# I finally got one



## rachilders (Oct 25, 2006)

I've always like SIG's. They are well made, reliable and very ergonomic, not to mention there are a ton of accessories available. However, I considered SIG's somewhat pricey compared to the competition so never bought one... until yesterday.

I was at a local gun show over the weekend and several of the dealers had SIG 225/P6 police trade in's for sale. For those that don't know, these are compact versions of the 9mm SIG 220 used by the German or Swiss police & military that were sent to the factory when the departments upgraded their inventories. They have been hitting the US market for the past year or two and vary in condition from good (mainly holster wear on the slide and grips) to like new. Most come with cleaning kits, owners manuals, the original factory box, two magazines, a holster and spare mag pouch. Anyway, after shopping around I found a like new pistol with all the previously mentioned accessories for $289 and decided to take the plunge. I got it home, took it apart and aside from some dust and grease under the grips, the gun seemed to be in excellent shape. While they are in good condition, I'll be replacing the plastic factory grips and sights with aftermarket night sights and a nice set of walnut grips I found on the internet. So, at less than $300 for the gun/accessories and about $100 for new sights and grips, I've entered the world of SIG. FYI, these guns have a single stack 8rd mag which makes for an almost 1911 style feel when you hold the gun and is EXCELLENT for people with smaller hands or short fingers! Plus, this is a relatively heavy pistol for it's size which should help in controiling recoil.

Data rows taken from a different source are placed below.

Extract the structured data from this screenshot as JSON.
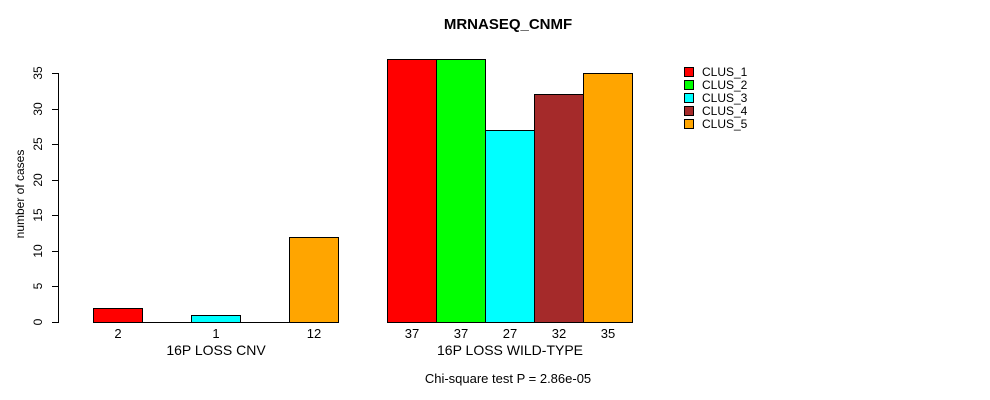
{
  "chart_data": {
    "type": "bar",
    "title": "MRNASEQ_CNMF",
    "ylabel": "number of cases",
    "caption": "Chi-square test P = 2.86e-05",
    "ylim": [
      0,
      35
    ],
    "yticks": [
      0,
      5,
      10,
      15,
      20,
      25,
      30,
      35
    ],
    "grid": false,
    "legend_position": "right",
    "series": [
      {
        "name": "CLUS_1",
        "color": "#FF0000"
      },
      {
        "name": "CLUS_2",
        "color": "#00FF00"
      },
      {
        "name": "CLUS_3",
        "color": "#00FFFF"
      },
      {
        "name": "CLUS_4",
        "color": "#A52A2A"
      },
      {
        "name": "CLUS_5",
        "color": "#FFA500"
      }
    ],
    "groups": [
      {
        "label": "16P LOSS CNV",
        "values": [
          2,
          0,
          1,
          0,
          12
        ],
        "bar_labels": [
          "2",
          "",
          "1",
          "",
          "12"
        ]
      },
      {
        "label": "16P LOSS WILD-TYPE",
        "values": [
          37,
          37,
          27,
          32,
          35
        ],
        "bar_labels": [
          "37",
          "37",
          "27",
          "32",
          "35"
        ]
      }
    ]
  }
}
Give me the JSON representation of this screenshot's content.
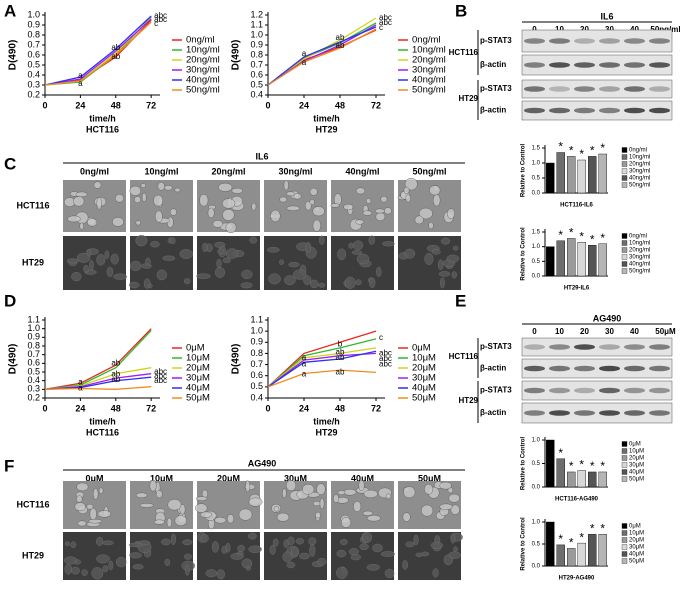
{
  "panel_labels": [
    "A",
    "B",
    "C",
    "D",
    "E",
    "F"
  ],
  "blots": [
    {
      "treatment": "IL6",
      "lanes": [
        "0",
        "10",
        "20",
        "30",
        "40",
        "50ng/ml"
      ],
      "cell_lines": [
        "HCT116",
        "HT29"
      ],
      "proteins": [
        "p-STAT3",
        "β-actin"
      ]
    },
    {
      "treatment": "AG490",
      "lanes": [
        "0",
        "10",
        "20",
        "30",
        "40",
        "50μM"
      ],
      "cell_lines": [
        "HCT116",
        "HT29"
      ],
      "proteins": [
        "p-STAT3",
        "β-actin"
      ]
    }
  ],
  "micrographs": [
    {
      "treatment": "IL6",
      "columns": [
        "0ng/ml",
        "10ng/ml",
        "20ng/ml",
        "30ng/ml",
        "40ng/ml",
        "50ng/ml"
      ],
      "rows": [
        "HCT116",
        "HT29"
      ]
    },
    {
      "treatment": "AG490",
      "columns": [
        "0μM",
        "10μM",
        "20μM",
        "30μM",
        "40μM",
        "50μM"
      ],
      "rows": [
        "HCT116",
        "HT29"
      ]
    }
  ],
  "chart_data": [
    {
      "type": "line",
      "ylabel": "D(490)",
      "xlabel": "time/h",
      "subtitle": "HCT116",
      "x": [
        0,
        24,
        48,
        72
      ],
      "xlim": [
        0,
        78
      ],
      "xticks": [
        0,
        24,
        48,
        72
      ],
      "ylim": [
        0.2,
        1.0
      ],
      "yticks": [
        0.2,
        0.3,
        0.4,
        0.5,
        0.6,
        0.7,
        0.8,
        0.9,
        {
          "value": 1.0,
          "label": "1.0"
        }
      ],
      "series": [
        {
          "name": "0ng/ml",
          "color": "#e8281e",
          "values": [
            0.3,
            0.35,
            0.58,
            0.95
          ]
        },
        {
          "name": "10ng/ml",
          "color": "#2db92d",
          "values": [
            0.3,
            0.33,
            0.6,
            0.98
          ]
        },
        {
          "name": "20ng/ml",
          "color": "#d2d21e",
          "values": [
            0.3,
            0.34,
            0.62,
            0.97
          ]
        },
        {
          "name": "30ng/ml",
          "color": "#a020f0",
          "values": [
            0.3,
            0.36,
            0.64,
            0.96
          ]
        },
        {
          "name": "40ng/ml",
          "color": "#3030f0",
          "values": [
            0.3,
            0.38,
            0.66,
            0.99
          ]
        },
        {
          "name": "50ng/ml",
          "color": "#f08c1e",
          "values": [
            0.3,
            0.34,
            0.6,
            0.93
          ]
        }
      ],
      "annotations": [
        {
          "text": "a",
          "x": 24,
          "y": 0.39
        },
        {
          "text": "a",
          "x": 24,
          "y": 0.31
        },
        {
          "text": "ab",
          "x": 48,
          "y": 0.67
        },
        {
          "text": "ab",
          "x": 48,
          "y": 0.58
        },
        {
          "text": "abc",
          "x": 72,
          "y": 0.99
        },
        {
          "text": "abc",
          "x": 72,
          "y": 0.95
        },
        {
          "text": "c",
          "x": 72,
          "y": 0.91
        }
      ]
    },
    {
      "type": "line",
      "ylabel": "D(490)",
      "xlabel": "time/h",
      "subtitle": "HT29",
      "x": [
        0,
        24,
        48,
        72
      ],
      "xlim": [
        0,
        78
      ],
      "xticks": [
        0,
        24,
        48,
        72
      ],
      "ylim": [
        0.4,
        1.2
      ],
      "yticks": [
        0.4,
        0.5,
        0.6,
        0.7,
        0.8,
        0.9,
        {
          "value": 1.0,
          "label": "1.0"
        },
        1.1,
        1.2
      ],
      "series": [
        {
          "name": "0ng/ml",
          "color": "#e8281e",
          "values": [
            0.5,
            0.75,
            0.88,
            1.05
          ]
        },
        {
          "name": "10ng/ml",
          "color": "#2db92d",
          "values": [
            0.5,
            0.77,
            0.92,
            1.12
          ]
        },
        {
          "name": "20ng/ml",
          "color": "#d2d21e",
          "values": [
            0.5,
            0.76,
            0.95,
            1.17
          ]
        },
        {
          "name": "30ng/ml",
          "color": "#a020f0",
          "values": [
            0.5,
            0.74,
            0.9,
            1.1
          ]
        },
        {
          "name": "40ng/ml",
          "color": "#3030f0",
          "values": [
            0.5,
            0.78,
            0.93,
            1.08
          ]
        },
        {
          "name": "50ng/ml",
          "color": "#f08c1e",
          "values": [
            0.5,
            0.73,
            0.87,
            1.06
          ]
        }
      ],
      "annotations": [
        {
          "text": "a",
          "x": 24,
          "y": 0.81
        },
        {
          "text": "a",
          "x": 24,
          "y": 0.72
        },
        {
          "text": "ab",
          "x": 48,
          "y": 0.97
        },
        {
          "text": "ab",
          "x": 48,
          "y": 0.89
        },
        {
          "text": "abc",
          "x": 72,
          "y": 1.17
        },
        {
          "text": "abc",
          "x": 72,
          "y": 1.12
        },
        {
          "text": "c",
          "x": 72,
          "y": 1.07
        }
      ]
    },
    {
      "type": "line",
      "ylabel": "D(490)",
      "xlabel": "time/h",
      "subtitle": "HCT116",
      "x": [
        0,
        24,
        48,
        72
      ],
      "xlim": [
        0,
        78
      ],
      "xticks": [
        0,
        24,
        48,
        72
      ],
      "ylim": [
        0.2,
        1.1
      ],
      "yticks": [
        0.2,
        0.3,
        0.4,
        0.5,
        0.6,
        0.7,
        0.8,
        0.9,
        {
          "value": 1.0,
          "label": "1.0"
        },
        1.1
      ],
      "series": [
        {
          "name": "0μM",
          "color": "#e8281e",
          "values": [
            0.3,
            0.37,
            0.58,
            1.0
          ]
        },
        {
          "name": "10μM",
          "color": "#2db92d",
          "values": [
            0.3,
            0.35,
            0.55,
            0.98
          ]
        },
        {
          "name": "20μM",
          "color": "#d2d21e",
          "values": [
            0.3,
            0.34,
            0.48,
            0.55
          ]
        },
        {
          "name": "30μM",
          "color": "#a020f0",
          "values": [
            0.3,
            0.33,
            0.43,
            0.48
          ]
        },
        {
          "name": "40μM",
          "color": "#3030f0",
          "values": [
            0.3,
            0.32,
            0.4,
            0.44
          ]
        },
        {
          "name": "50μM",
          "color": "#f08c1e",
          "values": [
            0.3,
            0.31,
            0.3,
            0.33
          ]
        }
      ],
      "annotations": [
        {
          "text": "a",
          "x": 24,
          "y": 0.38
        },
        {
          "text": "a",
          "x": 24,
          "y": 0.31
        },
        {
          "text": "ab",
          "x": 48,
          "y": 0.6
        },
        {
          "text": "ab",
          "x": 48,
          "y": 0.47
        },
        {
          "text": "ab",
          "x": 48,
          "y": 0.41
        },
        {
          "text": "abc",
          "x": 72,
          "y": 0.5
        },
        {
          "text": "abc",
          "x": 72,
          "y": 0.45
        },
        {
          "text": "abc",
          "x": 72,
          "y": 0.4
        }
      ]
    },
    {
      "type": "line",
      "ylabel": "D(490)",
      "xlabel": "time/h",
      "subtitle": "HT29",
      "x": [
        0,
        24,
        48,
        72
      ],
      "xlim": [
        0,
        78
      ],
      "xticks": [
        0,
        24,
        48,
        72
      ],
      "ylim": [
        0.4,
        1.1
      ],
      "yticks": [
        0.4,
        0.5,
        0.6,
        0.7,
        0.8,
        0.9,
        {
          "value": 1.0,
          "label": "1.0"
        },
        1.1
      ],
      "series": [
        {
          "name": "0μM",
          "color": "#e8281e",
          "values": [
            0.5,
            0.8,
            0.9,
            1.0
          ]
        },
        {
          "name": "10μM",
          "color": "#2db92d",
          "values": [
            0.5,
            0.78,
            0.85,
            0.93
          ]
        },
        {
          "name": "20μM",
          "color": "#d2d21e",
          "values": [
            0.5,
            0.76,
            0.8,
            0.85
          ]
        },
        {
          "name": "30μM",
          "color": "#a020f0",
          "values": [
            0.5,
            0.74,
            0.78,
            0.8
          ]
        },
        {
          "name": "40μM",
          "color": "#3030f0",
          "values": [
            0.5,
            0.72,
            0.75,
            0.82
          ]
        },
        {
          "name": "50μM",
          "color": "#f08c1e",
          "values": [
            0.5,
            0.62,
            0.65,
            0.63
          ]
        }
      ],
      "annotations": [
        {
          "text": "a",
          "x": 24,
          "y": 0.76
        },
        {
          "text": "a",
          "x": 24,
          "y": 0.7
        },
        {
          "text": "a",
          "x": 24,
          "y": 0.61
        },
        {
          "text": "b",
          "x": 48,
          "y": 0.88
        },
        {
          "text": "ab",
          "x": 48,
          "y": 0.81
        },
        {
          "text": "ab",
          "x": 48,
          "y": 0.76
        },
        {
          "text": "ab",
          "x": 48,
          "y": 0.63
        },
        {
          "text": "c",
          "x": 72,
          "y": 0.94
        },
        {
          "text": "abc",
          "x": 72,
          "y": 0.8
        },
        {
          "text": "abc",
          "x": 72,
          "y": 0.75
        },
        {
          "text": "abc",
          "x": 72,
          "y": 0.7
        }
      ]
    },
    {
      "type": "bar",
      "ylabel": "Relative to Control",
      "title": "HCT116-IL6",
      "ylim": [
        0,
        1.5
      ],
      "yticks": [
        {
          "value": 0,
          "label": "0.0"
        },
        {
          "value": 0.5,
          "label": "0.5"
        },
        {
          "value": 1.0,
          "label": "1.0"
        },
        {
          "value": 1.5,
          "label": "1.5"
        }
      ],
      "series": [
        {
          "name": "0ng/ml",
          "color": "#000000",
          "values": [
            1.0
          ]
        },
        {
          "name": "10ng/ml",
          "color": "#6e6e6e",
          "values": [
            1.35
          ],
          "annotation": "*"
        },
        {
          "name": "20ng/ml",
          "color": "#9a9a9a",
          "values": [
            1.22
          ],
          "annotation": "*"
        },
        {
          "name": "30ng/ml",
          "color": "#d8d8d8",
          "values": [
            1.1
          ],
          "annotation": "*"
        },
        {
          "name": "40ng/ml",
          "color": "#555555",
          "values": [
            1.22
          ],
          "annotation": "*"
        },
        {
          "name": "50ng/ml",
          "color": "#b5b5b5",
          "values": [
            1.3
          ],
          "annotation": "*"
        }
      ]
    },
    {
      "type": "bar",
      "ylabel": "Relative to Control",
      "title": "HT29-IL6",
      "ylim": [
        0,
        1.5
      ],
      "yticks": [
        {
          "value": 0,
          "label": "0.0"
        },
        {
          "value": 0.5,
          "label": "0.5"
        },
        {
          "value": 1.0,
          "label": "1.0"
        },
        {
          "value": 1.5,
          "label": "1.5"
        }
      ],
      "series": [
        {
          "name": "0ng/ml",
          "color": "#000000",
          "values": [
            1.0
          ]
        },
        {
          "name": "10ng/ml",
          "color": "#6e6e6e",
          "values": [
            1.2
          ],
          "annotation": "*"
        },
        {
          "name": "20ng/ml",
          "color": "#9a9a9a",
          "values": [
            1.28
          ],
          "annotation": "*"
        },
        {
          "name": "30ng/ml",
          "color": "#d8d8d8",
          "values": [
            1.15
          ],
          "annotation": "*"
        },
        {
          "name": "40ng/ml",
          "color": "#555555",
          "values": [
            1.05
          ],
          "annotation": "*"
        },
        {
          "name": "50ng/ml",
          "color": "#b5b5b5",
          "values": [
            1.1
          ],
          "annotation": "*"
        }
      ]
    },
    {
      "type": "bar",
      "ylabel": "Relative to Control",
      "title": "HCT116-AG490",
      "ylim": [
        0,
        1.0
      ],
      "yticks": [
        {
          "value": 0,
          "label": "0.0"
        },
        {
          "value": 0.5,
          "label": "0.5"
        },
        {
          "value": 1.0,
          "label": "1.0"
        }
      ],
      "series": [
        {
          "name": "0μM",
          "color": "#000000",
          "values": [
            1.0
          ]
        },
        {
          "name": "10μM",
          "color": "#6e6e6e",
          "values": [
            0.6
          ],
          "annotation": "*"
        },
        {
          "name": "20μM",
          "color": "#9a9a9a",
          "values": [
            0.32
          ],
          "annotation": "*"
        },
        {
          "name": "30μM",
          "color": "#d8d8d8",
          "values": [
            0.35
          ],
          "annotation": "*"
        },
        {
          "name": "40μM",
          "color": "#555555",
          "values": [
            0.32
          ],
          "annotation": "*"
        },
        {
          "name": "50μM",
          "color": "#b5b5b5",
          "values": [
            0.32
          ],
          "annotation": "*"
        }
      ]
    },
    {
      "type": "bar",
      "ylabel": "Relative to Control",
      "title": "HT29-AG490",
      "ylim": [
        0,
        1.0
      ],
      "yticks": [
        {
          "value": 0,
          "label": "0.0"
        },
        {
          "value": 0.5,
          "label": "0.5"
        },
        {
          "value": 1.0,
          "label": "1.0"
        }
      ],
      "series": [
        {
          "name": "0μM",
          "color": "#000000",
          "values": [
            1.0
          ]
        },
        {
          "name": "10μM",
          "color": "#6e6e6e",
          "values": [
            0.48
          ],
          "annotation": "*"
        },
        {
          "name": "20μM",
          "color": "#9a9a9a",
          "values": [
            0.4
          ],
          "annotation": "*"
        },
        {
          "name": "30μM",
          "color": "#d8d8d8",
          "values": [
            0.52
          ],
          "annotation": "*"
        },
        {
          "name": "40μM",
          "color": "#555555",
          "values": [
            0.72
          ],
          "annotation": "*"
        },
        {
          "name": "50μM",
          "color": "#b5b5b5",
          "values": [
            0.72
          ],
          "annotation": "*"
        }
      ]
    }
  ]
}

I'll post a review after I get a chance to take it to the range and will add a couple of pix after I install the new parts. This is a very well made gun at a *very* reasonable price (I've seen similar guns and accessory packages offered at several online gun brokers for $350 or more) and if it performs like I think it will, this will definately be a keeper. :smt023


----------



## BeefyBeefo (Jan 30, 2008)

Looks nice, congrats on the purchase! I wouldn't mind getting my hands on one of these to check out how they feel if one ever shows up around here  Good luck with it!

-Jeff-


----------



## StarTraveler (May 20, 2008)

I purchased one at a gun show a couple of weekends ago as well. It had some holster wear on the slide, but the internals looked basically new. One trip to the range, 40 rounds WWB 115 gr FMJ, and I was very pleased. Hope you like yours as much as I like mine. Good luck with it, and with finding extra mags. Top Gun Supply sent out an e-mail yesterday that they had factory mags back in stock at a reasonable cost, and they were sold out in very short order, even when limiting purchasers to no more than 4 each.


----------



## Ram Rod (Jan 16, 2008)




----------



## RevDerb (Jun 4, 2008)

rachilders said:


> I've always like SIG's. They are well made, reliable and very ergonomic, not to mention there are a ton of accessories available. However, I considered SIG's somewhat pricey compared to the competition so never bought one... until yesterday.
> 
> I was at a local gun show over the weekend and several of the dealers had SIG 225/P6 police trade in's for sale. For those that don't know, these are compact versions of the 9mm SIG 220 used by the German or Swiss police & military that were sent to the factory when the departments upgraded their inventories. They have been hitting the US market for the past year or two and vary in condition from good (mainly holster wear on the slide and grips) to like new. Most come with cleaning kits, owners manuals, the original factory box, two magazines, a holster and spare mag pouch. Anyway, after shopping around I found a like new pistol with all the previously mentioned accessories for $289 and decided to take the plunge. I got it home, took it apart and aside from some dust and grease under the grips, the gun seemed to be in excellent shape. While they are in good shape, I'll be replacing the plastic factory grips and sights with aftermarket night sights and a nice set of walnut grips I found on the internet. So, at $300 for the gun/accessories and about $100 for new sights and grips, I've entered the world of SIG. FYI, these guns have a single stack 8rd mag which makes for an almost 1911 style feel when you hold the gun and is EXCELLENT for people with smaller hands!
> 
> I'll post a review after I get a chance to take it to the range and will add a couple of pix after I install the new parts. This is a very well made gun at an excellent price and if it performs like I think it will, this will definately be a keeper. :smt023


Congratulations! You will not be disappointed when you get it out to the range. Here's mine:


----------



## JeffsSig (Jul 13, 2008)

Nice pickup!!!
It should be a fine gun for you for many many years.

Got SIG?:smt023


----------



## DevilsJohnson (Oct 21, 2007)

I picked up one a couple weeks ago at a gun show too!..Mine wasn't a "Duty Tested" red box but was a 229 with 6 mags. I traded in a Taurus PT140 and tossed in 200 bucks and am really happy with it. I have a 226 too and wanted one chambered in 40 or 45....lol..I'm eyeballing a 220 now
Here's the one I got 









Good luck with your new Sig. Hope to see a range report soon


----------